I made plans to stay at the Raccoon Mountain Caverns campground. However, when I arrived today, the place was packed… not with just the usual campers, either- it had been taken over for a large Bluegrass Festival! There were tents packed in to every open patch of ground on the property, and people packed in and around them in much the same manner. The guy at the front gate told me that there was room for primitive camping. “How much for one night?” I ask. He tells me ten dollars. Score!
At least I thought.
“Oh yeah, then there’s the price of admission to the festival, and that’s twenty bucks, so yer lookin’ at thirty total.”
I’d like to pause here and say I honestly think that hanging around a bluegrass festival tent farm could probably be pretty damn fun. However, with a long run planned for the afternoon, a century planned for tomorrow morning, and another 70 miles on Sunday, I really can’t justify doing that right now. I’ve got to race a 12 hour in a week!

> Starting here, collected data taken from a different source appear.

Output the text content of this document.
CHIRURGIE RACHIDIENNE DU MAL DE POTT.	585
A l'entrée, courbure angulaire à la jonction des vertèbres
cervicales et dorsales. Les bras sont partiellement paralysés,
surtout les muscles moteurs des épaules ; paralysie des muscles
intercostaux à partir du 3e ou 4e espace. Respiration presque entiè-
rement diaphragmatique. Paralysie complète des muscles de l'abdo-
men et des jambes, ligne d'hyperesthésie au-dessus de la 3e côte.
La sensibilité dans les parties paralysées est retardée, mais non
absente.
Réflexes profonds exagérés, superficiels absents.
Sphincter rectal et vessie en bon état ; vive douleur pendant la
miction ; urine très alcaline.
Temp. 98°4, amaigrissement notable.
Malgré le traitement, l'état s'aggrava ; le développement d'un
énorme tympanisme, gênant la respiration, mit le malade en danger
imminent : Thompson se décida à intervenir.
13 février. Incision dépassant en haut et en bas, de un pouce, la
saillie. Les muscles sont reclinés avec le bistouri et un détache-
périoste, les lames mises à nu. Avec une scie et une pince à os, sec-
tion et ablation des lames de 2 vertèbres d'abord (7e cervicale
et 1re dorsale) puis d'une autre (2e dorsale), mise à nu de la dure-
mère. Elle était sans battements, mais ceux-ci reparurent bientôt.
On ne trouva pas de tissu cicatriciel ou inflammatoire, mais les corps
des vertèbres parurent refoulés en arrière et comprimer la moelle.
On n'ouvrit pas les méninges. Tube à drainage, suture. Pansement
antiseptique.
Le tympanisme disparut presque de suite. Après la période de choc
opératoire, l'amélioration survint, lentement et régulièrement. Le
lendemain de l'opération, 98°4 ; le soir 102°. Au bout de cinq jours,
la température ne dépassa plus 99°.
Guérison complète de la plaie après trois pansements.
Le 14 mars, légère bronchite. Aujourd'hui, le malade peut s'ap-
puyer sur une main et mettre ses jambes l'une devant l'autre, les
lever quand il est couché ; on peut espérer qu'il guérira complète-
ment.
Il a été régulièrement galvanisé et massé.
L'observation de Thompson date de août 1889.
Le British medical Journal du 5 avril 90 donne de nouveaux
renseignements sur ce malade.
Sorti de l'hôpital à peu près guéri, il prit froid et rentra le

So I tell him sorry, that’s a bit steep and head back down the road to find a motel. Best Western. I unload the car, change, and head back out to Raccoon Mountain for some trail running. Even though I took a trail map with me, a couple of the turns were not marked and I ended up only getting in about a ten mile run rather than the 15 I was hoping for. I gotta hand it to the SORBA people… that is a first class trail system! We could never have anything that nice in Memphis because people would tear it up the first time it rained. I didn’t pass a single spot that had been rutted or widened.
When I arrived back at the motel, I turned on the TV only to see that the area was about half an hour away from getting slammed by some thunderstorms. That, along with my own hot shower and indoor plumbing made $80 for a room seem not quite as bad. My tent has a rainfly, but I’m pretty sure it would keel over in high winds. Once I was cleaned up, I went to a nearby Chinese buffet where I heard a really good joke courtesy of the people at the table next to me. It was a husband and wife (I’m assuming), two teenage girls, and a ~8 year old chinese girl who appeared to be an adopted child. I wasn’t paying too much attention to them until I heard one teen girl say to the other, “Hey, you want to hear something funny? Hey Caroline (to the Chinese girl), where do babies come from?”
“From China!” Caroline answers happily. Everyone laughs. I giggled a bit myself.
So now I’m back at the motel. The weather forecast has changed, and it looks like tomorrow will be wet. I really wish I had a rain cape. Maybe I’ll go to WalMart first thing in the morning and get something waterproof so I don’t freeze on the descents. I think the weather was a lot like this last year except a little cooler (though apparently it cleared up later in the ride). I’m just glad I’m not too busy racing to do things like this. It’s a nice break, even if the weather is crappy.